Strange Journey Redux is Good Old-Fashioned SMT
This preview covers impressions based on the game’s first two main story dungeons with a snippet of the new side dungeon. Shin Megami Tensei: Strange Journey Redux asserts itself as comfort food for series fans. This enhanced port offers the sort of content you’d come to expect from a modern Atlus re-release. There are extra difficulty settings, more opportunities to save, extra demons, and new endings. None of this is surprising considering past SMT enhanced ports such as the two Devil Survivor 3DS games.
This extends to the core gameplay systems. If you’ve played any Shin Megami Tensei title in the past decade, you’ll quickly settle into a comfortable groove. Among the familiarity, Strange Journey Redux carries a few alterations. Demon negotiation and the removal of the press turn system are the most significant changes.
Negotiating With Demons
Demon negotiation still functions normally. You initiate conversations with demons and persuade them to join your party through a series of responses. Demons also ask to join your party at random intervals at the start of battle. Much like the main negotiation mechanic, any of them could be lying to your face. This unease and cautious mistrust are fine and dandy, but you want to know what’s different.

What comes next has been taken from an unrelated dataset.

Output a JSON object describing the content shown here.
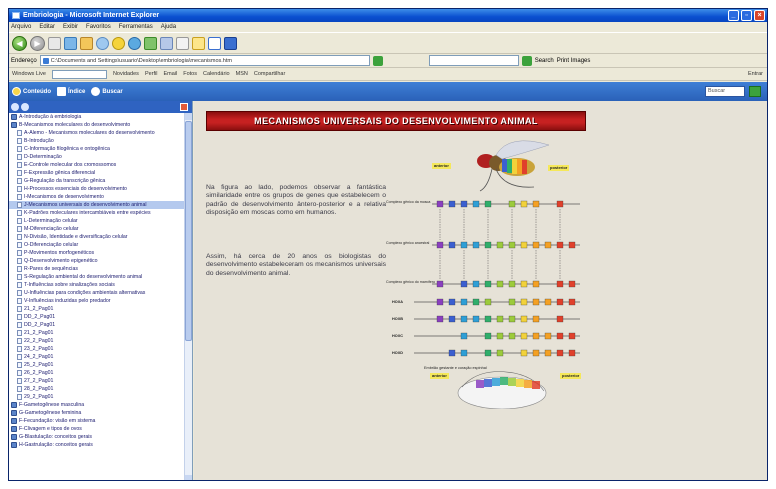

I have one word for you: Alignment. Strange Journey Redux actively integrates the series’ trademark alignments into many of its gameplay systems. Decisions you make throughout the course of the journey influence where the player character falls on this alignment scale. Everyone starts off as “Neutral-Neutral” with different alignments also prescribed to demons. A negotiation’s difficulty depends on how closely that demon’s alignment matches up to yours. If you and a demon share alignments, it will dismiss one flubbed response, allowing more wiggle room. You also can not recruit dark-aligned demons until you gain access to a specific Sub App for the protagonist’s demonica battle suit.
Co-op Attacks
The press turn system introduced in Shin Megami Tensei: Nocturne is replaced by co-op attacks. Exploiting weaknesses is still a major part of combat, though you’ll no longer receive a freebie for doing so. Party composition dictates how effective co-op attacks are. When an enemy’s weakness is exploited, a party member will only perform a follow-up if it shares the attacker’s alignment. You can easily fuck yourself over in critical situations if you don’t remain consciously aware of this system. It makes bosses significantly easier or harder depending on how actively you incorporate it into the usual compendium-filling process.
Closing Thoughts
Shin Megami Tensei: Strange Journey Redux has only just begun to show what it has to offer after nearly fifteen hours of playtime. The new character, Alex, was introduced near the end of the second dungeon. Her role in the story, as well as the extent to which her extra dungeon adds to the gameplay experience, remains to be seen. The little bit I have explored of that extra dungeon, the Womb of Grief, shows promise. The first floor alone contains a more complex layout than either of the first two dungeons’ ground floors. Traversing it felt like a journey (no pun intended). A full review should be coming by its May 15th launch, though it’s safe to say SMT fans will enjoy taking a bite out of Strange Journey Redux.
Disclaimer: A review copy was provided by the publisher.